6月13日、イギリスのメディアによると、国連の高官が、「世界の穀倉地帯」における環境的破壊が食料危機の不安を高めることへの懸念を語ったと伝えられています。同報道は、また、ウクライナ政府関係者の話として、ダイズ、メイズ、ヒマワリ、小麦といった主要作物やジャガイモ・ニンジン・ビーツ・トマト・キュウリなどの野菜が、洪水による環境破壊の影響を受けるとしました。

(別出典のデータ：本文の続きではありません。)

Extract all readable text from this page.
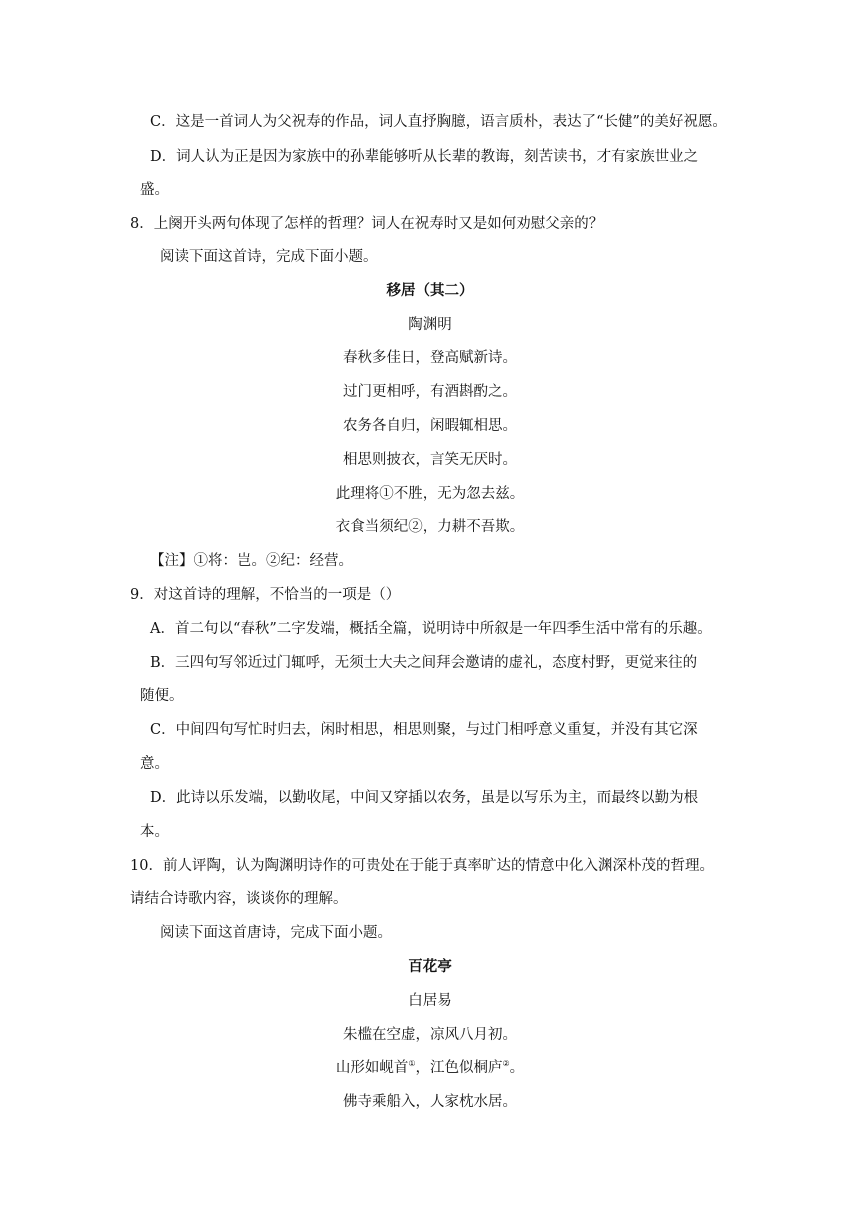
C．这是一首词人为父祝寿的作品，词人直抒胸臆，语言质朴，表达了“长健”的美好祝愿。
D．词人认为正是因为家族中的孙辈能够听从长辈的教诲，刻苦读书，才有家族世业之
盛。
8．上阕开头两句体现了怎样的哲理？词人在祝寿时又是如何劝慰父亲的？
阅读下面这首诗，完成下面小题。
移居（其二）
陶渊明
春秋多佳日，登高赋新诗。
过门更相呼，有酒斟酌之。
农务各自归，闲暇辄相思。
相思则披衣，言笑无厌时。
此理将①不胜，无为忽去兹。
衣食当须纪②，力耕不吾欺。
【注】①将：岂。②纪：经营。
9．对这首诗的理解，不恰当的一项是（）
A．首二句以“春秋”二字发端，概括全篇，说明诗中所叙是一年四季生活中常有的乐趣。
B．三四句写邻近过门辄呼，无须士大夫之间拜会邀请的虚礼，态度村野，更觉来往的
随便。
C．中间四句写忙时归去，闲时相思，相思则聚，与过门相呼意义重复，并没有其它深
意。
D．此诗以乐发端，以勤收尾，中间又穿插以农务，虽是以写乐为主，而最终以勤为根
本。
10．前人评陶，认为陶渊明诗作的可贵处在于能于真率旷达的情意中化入渊深朴茂的哲理。
请结合诗歌内容，谈谈你的理解。
阅读下面这首唐诗，完成下面小题。
百花亭
白居易
朱槛在空虚，凉风八月初。
山形如岘首①，江色似桐庐②。
佛寺乘船入，人家枕水居。
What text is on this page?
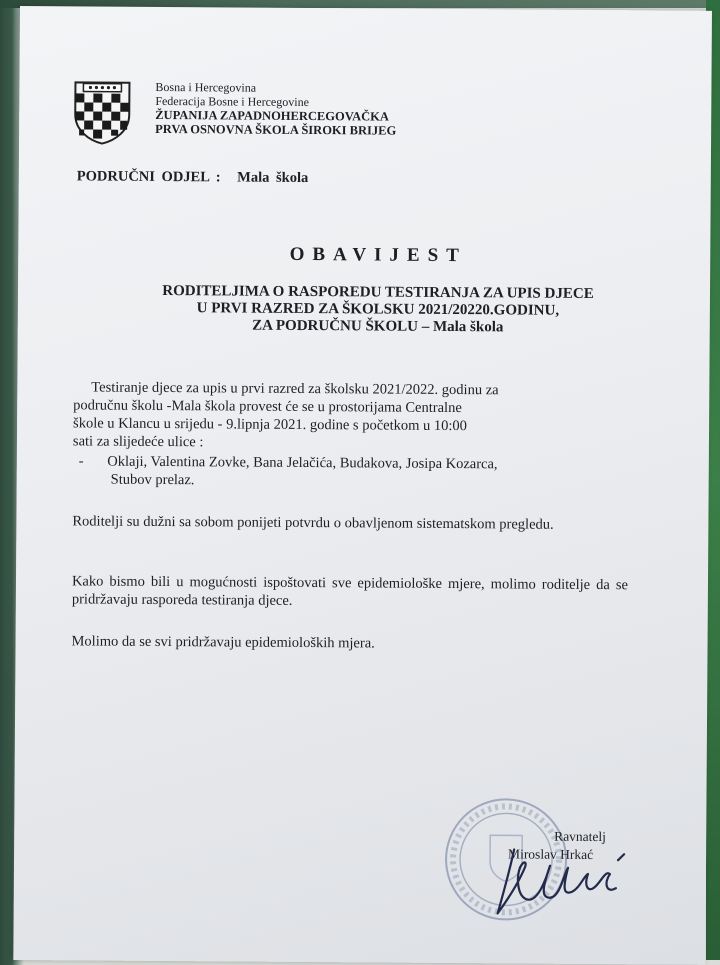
Bosna i Hercegovina
Federacija Bosne i Hercegovine
ŽUPANIJA ZAPADNOHERCEGOVAČKA
PRVA OSNOVNA ŠKOLA ŠIROKI BRIJEG
PODRUČNI ODJEL : Mala škola
OBAVIJEST
RODITELJIMA O RASPOREDU TESTIRANJA ZA UPIS DJECE
U PRVI RAZRED ZA ŠKOLSKU 2021/20220.GODINU,
ZA PODRUČNU ŠKOLU – Mala škola
Testiranje djece za upis u prvi razred za školsku 2021/2022. godinu za
područnu školu -Mala škola provest će se u prostorijama Centralne
škole u Klancu u srijedu - 9.lipnja 2021. godine s početkom u 10:00
sati za slijedeće ulice :
- Oklaji, Valentina Zovke, Bana Jelačića, Budakova, Josipa Kozarca,
Stubov prelaz.
Roditelji su dužni sa sobom ponijeti potvrdu o obavljenom sistematskom pregledu.
Kako bismo bili u mogućnosti ispoštovati sve epidemiološke mjere, molimo roditelje da se pridržavaju rasporeda testiranja djece.
Molimo da se svi pridržavaju epidemioloških mjera.
Ravnatelj
Miroslav Hrkać
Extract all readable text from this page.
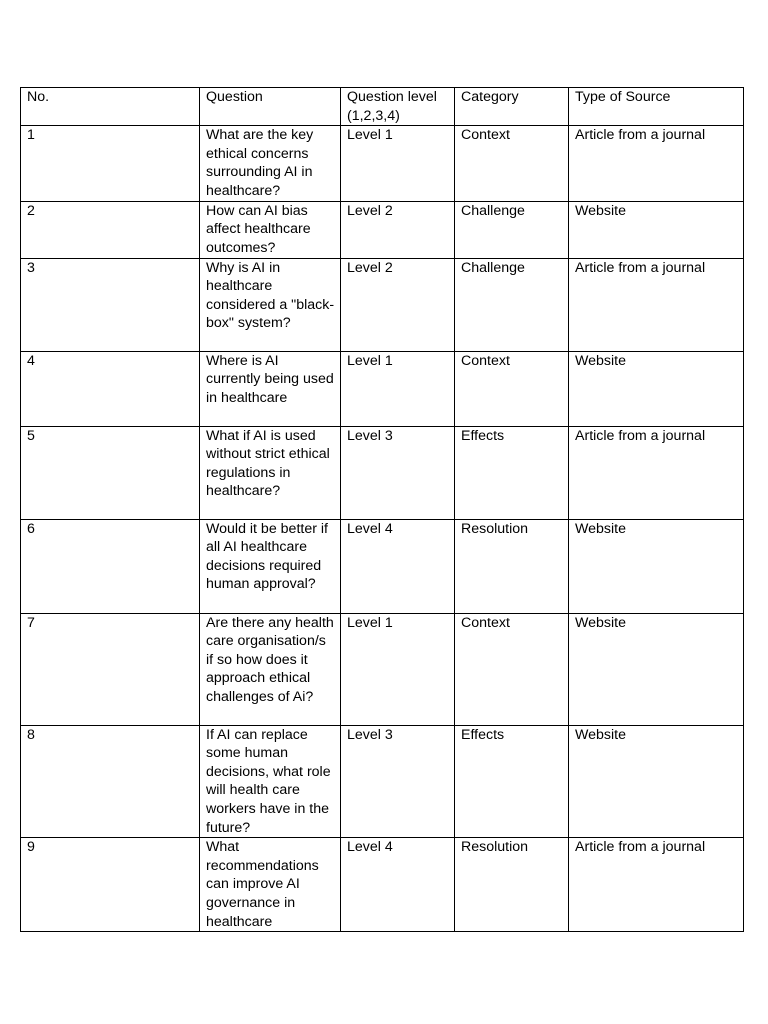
No.	Question	Question level (1,2,3,4)	Category	Type of Source
1	What are the key ethical concerns surrounding AI in healthcare?	Level 1	Context	Article from a journal
2	How can AI bias affect healthcare outcomes?	Level 2	Challenge	Website
3	Why is AI in healthcare considered a "black-box" system?	Level 2	Challenge	Article from a journal
4	Where is AI currently being used in healthcare	Level 1	Context	Website
5	What if AI is used without strict ethical regulations in healthcare?	Level 3	Effects	Article from a journal
6	Would it be better if all AI healthcare decisions required human approval?	Level 4	Resolution	Website
7	Are there any health care organisation/s if so how does it approach ethical challenges of Ai?	Level 1	Context	Website
8	If AI can replace some human decisions, what role will health care workers have in the future?	Level 3	Effects	Website
9	What recommendations can improve AI governance in healthcare	Level 4	Resolution	Article from a journal
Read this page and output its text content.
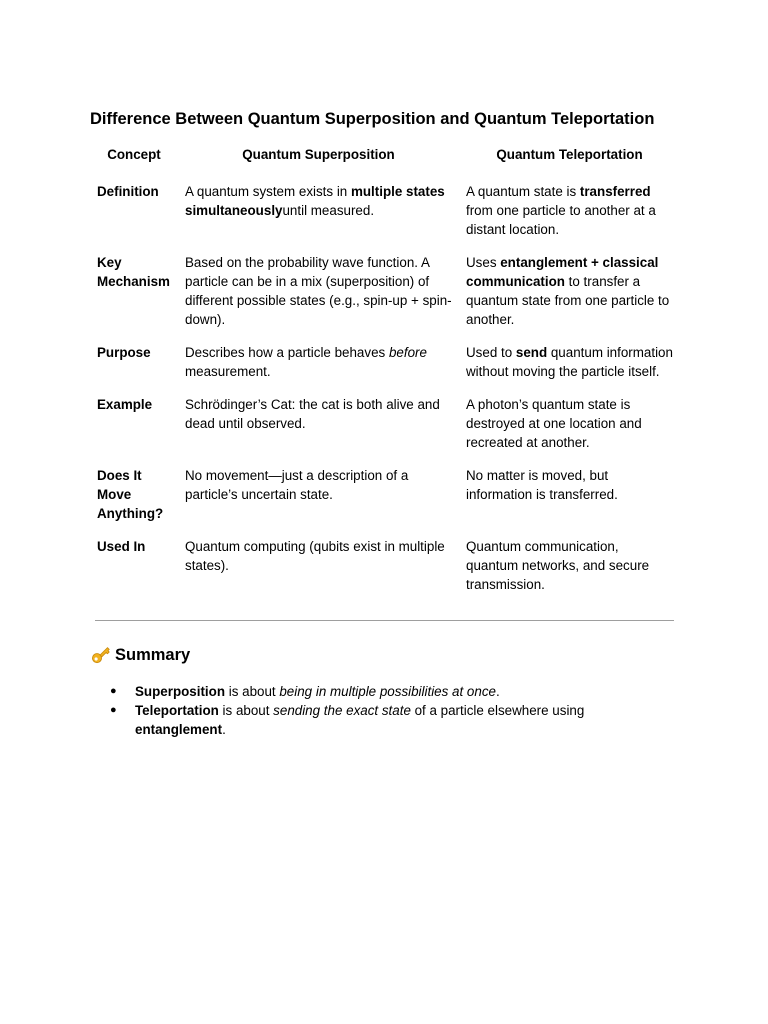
Difference Between Quantum Superposition and Quantum Teleportation
Concept	Quantum Superposition	Quantum Teleportation
Definition	A quantum system exists in multiple states simultaneouslyuntil measured.	A quantum state is transferred from one particle to another at a distant location.
Key Mechanism	Based on the probability wave function. A particle can be in a mix (superposition) of different possible states (e.g., spin-up + spin-down).	Uses entanglement + classical communication to transfer a quantum state from one particle to another.
Purpose	Describes how a particle behaves before measurement.	Used to send quantum information without moving the particle itself.
Example	Schrödinger’s Cat: the cat is both alive and dead until observed.	A photon’s quantum state is destroyed at one location and recreated at another.
Does It Move Anything?	No movement—just a description of a particle’s uncertain state.	No matter is moved, but information is transferred.
Used In	Quantum computing (qubits exist in multiple states).	Quantum communication, quantum networks, and secure transmission.
Summary
● Superposition is about being in multiple possibilities at once.
● Teleportation is about sending the exact state of a particle elsewhere using entanglement.
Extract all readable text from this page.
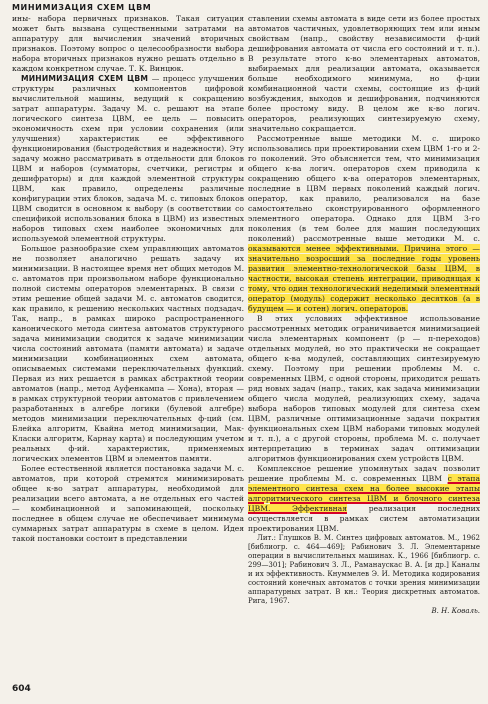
МИНИМИЗАЦИЯ СХЕМ ЦВМ

ины- набора первичных признаков. Такая ситуация может быть вызвана существенными затратами на аппаратуру для вычисления значений вторичных признаков. Поэтому вопрос о целесообразности выбора набора вторичных признаков нужно решать отдельно в каждом конкретном случае. Т. К. Винцюк.

МИНИМИЗАЦИЯ СХЕМ ЦВМ — процесс улучшения структуры различных компонентов цифровой вычислительной машины, ведущий к сокращению затрат аппаратуры. Задачу М. с. решают на этапе логического синтеза ЦВМ, ее цель — повысить экономичность схем при условии сохранения (или улучшения) характеристик ее эффективного функционирования (быстродействия и надежности). Эту задачу можно рассматривать в отдельности для блоков ЦВМ и наборов (сумматоры, счетчики, регистры и дешифраторы) и для каждой элементной структуры ЦВМ, как правило, определены различные конфигурации этих блоков, задача М. с. типовых блоков ЦВМ сводится в основном к выбору (в соответствии со спецификой использования блока в ЦВМ) из известных наборов типовых схем наиболее экономичных для используемой элементной структуры.

Большое разнообразие схем управляющих автоматов не позволяет аналогично решать задачу их минимизации. В настоящее время нет общих методов М. с. автоматов при произвольном наборе функционально полной системы операторов элементарных. В связи с этим решение общей задачи М. с. автоматов сводится, как правило, к решению нескольких частных подзадач. Так, напр., в рамках широко распространенного канонического метода синтеза автоматов структурного задача минимизации сводится к задаче минимизации числа состояний автомата (памяти автомата) и задаче минимизации комбинационных схем автомата, описываемых системами переключательных функций. Первая из них решается в рамках абстрактной теории автоматов (напр., метод Ауфенкампа — Хона), вторая — в рамках структурной теории автоматов с привлечением разработанных в алгебре логики (булевой алгебре) методов минимизации переключательных ф-ций (см. Блейка алгоритм, Квайна метод минимизации, Мак-Класки алгоритм, Карнау карта) и последующим учетом реальных ф-ий. характеристик, применяемых логических элементов ЦВМ и элементов памяти.

Более естественной является постановка задачи М. с. автоматов, при которой стремятся минимизировать общее к-во затрат аппаратуры, необходимой для реализации всего автомата, а не отдельных его частей — комбинационной и запоминающей, поскольку последнее в общем случае не обеспечивает минимума суммарных затрат аппаратуры в схеме в целом. Идея такой постановки состоит в представлении

ставлении схемы автомата в виде сети из более простых автоматов частичных, удовлетворяющих тем или иным свойствам (напр., свойству независимости ф-ций дешифрования автомата от числа его состояний и т. п.). В результате этого к-во элементарных автоматов, выбираемых для реализации автомата, оказывается больше необходимого минимума, но ф-ции комбинационной части схемы, состоящие из ф-ций возбуждения, выходов и дешифрования, подчиняются более простому виду. В целом же к-во логич. операторов, реализующих синтезируемую схему, значительно сокращается.

Рассмотренные выше методики М. с. широко использовались при проектировании схем ЦВМ 1-го и 2-го поколений. Это объясняется тем, что минимизация общего к-ва логич. операторов схем приводила к сокращению общего к-ва операторов элементарных, последние в ЦВМ первых поколений каждый логич. оператор, как правило, реализовался на базе самостоятельно сконструированного оформленного элементного оператора. Однако для ЦВМ 3-го поколения (в тем более для машин последующих поколений) рассмотренные выше методики М. с. оказываются менее эффективными. Причина этого — значительно возросший за последние годы уровень развития элементно-технологической базы ЦВМ, в частности, высокая степень интеграции, приводящая к тому, что один технологический неделимый элементный оператор (модуль) содержит несколько десятков (а в будущем — и сотен) логич. операторов.

В этих условиях эффективное использование рассмотренных методик ограничивается минимизацией числа элементарных компонент (р — п-переходов) отдельных модулей, но это практически не сокращает общего к-ва модулей, составляющих синтезируемую схему. Поэтому при решении проблемы М. с. современных ЦВМ, с одной стороны, приходится решать ряд новых задач (напр., таких, как задача минимизации общего числа модулей, реализующих схему, задача выбора наборов типовых модулей для синтеза схем ЦВМ, различные оптимизационные задачи покрытия функциональных схем ЦВМ наборами типовых модулей и т. п.), а с другой стороны, проблема М. с. получает интерпретацию в терминах задач оптимизации алгоритмов функционирования схем устройств ЦВМ.

Комплексное решение упомянутых задач позволит решение проблемы М. с. современных ЦВМ с этапа элементного синтеза схем на более высокие этапы алгоритмического синтеза ЦВМ и блочного синтеза ЦВМ. Эффективная реализация последних осуществляется в рамках систем автоматизации проектирования ЦВМ.

Лит.: Глушков В. М. Синтез цифровых автоматов. М., 1962 [библиогр. с. 464—469]; Рабинович З. Л. Элементарные операции в вычислительных машинах. К., 1966 [библиогр. с. 299—301]; Рабинович З. Л., Раманаускас В. А. [и др.] Каналы и их эффективность. Кнуммелев Э. И. Методика кодирования состояний конечных автоматов с точки зрения минимизации аппаратурных затрат. В кн.: Теория дискретных автоматов. Рига, 1967.

В. Н. Коваль.

604
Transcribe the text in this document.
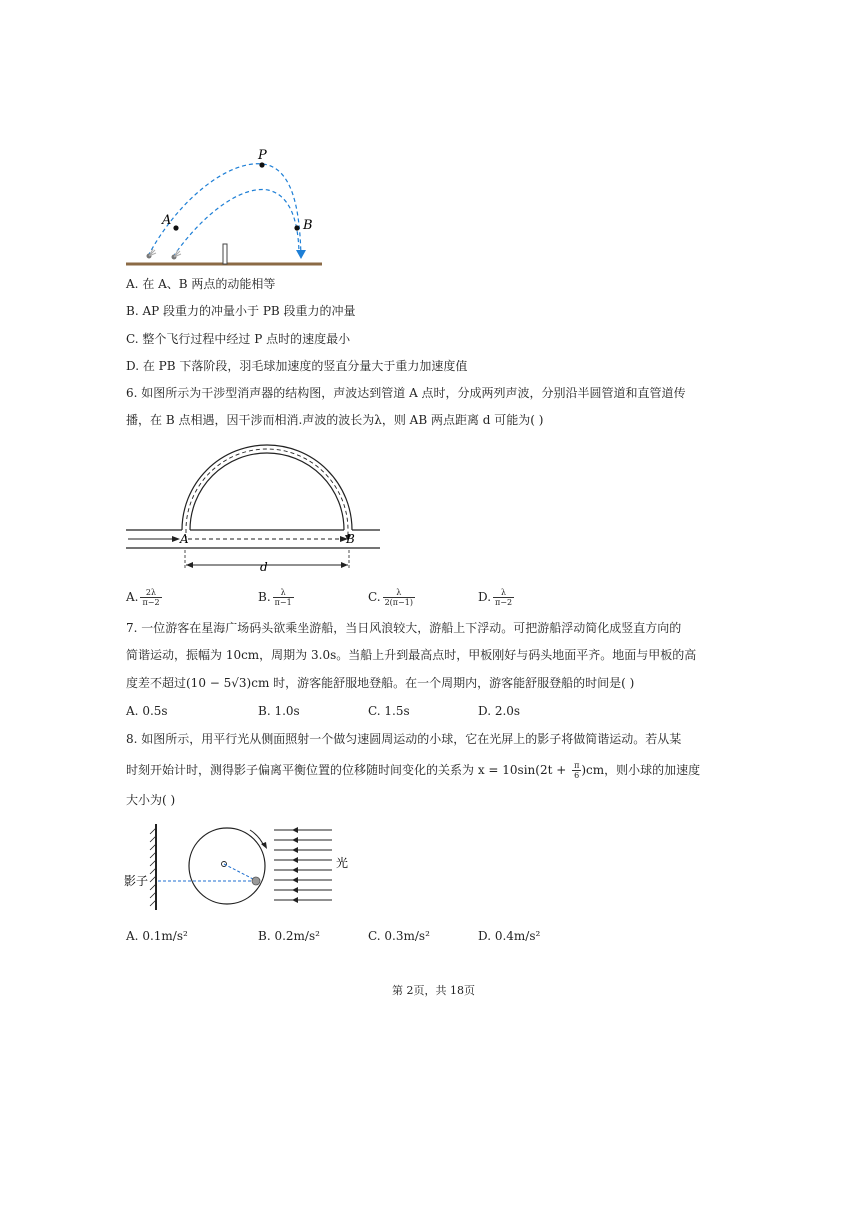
A
P
B
A. 在 A、B 两点的动能相等
B. AP 段重力的冲量小于 PB 段重力的冲量
C. 整个飞行过程中经过 P 点时的速度最小
D. 在 PB 下落阶段，羽毛球加速度的竖直分量大于重力加速度值
6. 如图所示为干涉型消声器的结构图，声波达到管道 A 点时，分成两列声波，分别沿半圆管道和直管道传
播，在 B 点相遇，因干涉而相消.声波的波长为λ，则 AB 两点距离 d 可能为( )
A	B
d
A. $\frac{2\lambda}{\pi-2}$	B. $\frac{\lambda}{\pi-1}$	C. $\frac{\lambda}{2(\pi-1)}$	D. $\frac{\lambda}{\pi-2}$
7. 一位游客在星海广场码头欲乘坐游船，当日风浪较大，游船上下浮动。可把游船浮动简化成竖直方向的
简谐运动，振幅为 10cm，周期为 3.0s。当船上升到最高点时，甲板刚好与码头地面平齐。地面与甲板的高
度差不超过(10 − 5√3)cm 时，游客能舒服地登船。在一个周期内，游客能舒服登船的时间是( )
A. 0.5s	B. 1.0s	C. 1.5s	D. 2.0s
8. 如图所示，用平行光从侧面照射一个做匀速圆周运动的小球，它在光屏上的影子将做简谐运动。若从某
时刻开始计时，测得影子偏离平衡位置的位移随时间变化的关系为 $x = 10\sin(2t + \frac{\pi}{6} )cm$，则小球的加速度
大小为( )
影子
光
A. 0.1m/s²	B. 0.2m/s²	C. 0.3m/s²	D. 0.4m/s²
第 2页，共 18页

ウクライナは主要な食料輸出国であり、今回のダムの破壊の影響は、輸出用作物の減少という形で、世界の食料安全保障に大きな影響を与えかねません。ウクライナからの食料輸出に依存する脆弱な国々、とりわけ北アフリカやサブサハラアフリカ地域の国々が大きな打撃を受けることが予想されています。農作物の作付および収穫が洪水の直接的な影響を受けるだけでなく、貯水池からの灌漑に依存していた農地も影響を受けることが予想されます。さらに、軍事作戦が収束したとしても、ウクライナにおいて作物生産を再開するには、地雷撤去や土壌汚染状態の分析といった作業が必要となり、生産を戦前の水準に戻すには時間を要することが見込まれ、戦争の世界食料安全保障への影響は長引く可能性もあります。

 

一方、ウクライナ産作物の輸出を保障することで世界食料危機の回避に貢献してきた黒海穀物イニシアチブですが、6月12日、国連事務総長は、ロシアが合意から脱する可能性について懸念を表明し、国連が仲介に尽くしていることが伝えられています。ロシアによる世界市場への穀物・肥料輸出は西側諸国による制裁対象とされている訳ではありませんが、ロシア政府は、支払い・ロジスティクス・輸送保険などで不利な条件を課されていることを批判しています。5月18日に60日の期限で延長された黒海穀物イニシアチブですが、ロシアは、とりわけ肥料原料のアンモニア輸送再開を盾に、延長期限前の7月17日に脱退をちらつかせているとのことです。

 

ウクライナ情勢は、世界食料安全保障の不確実性を増大させていると言えます。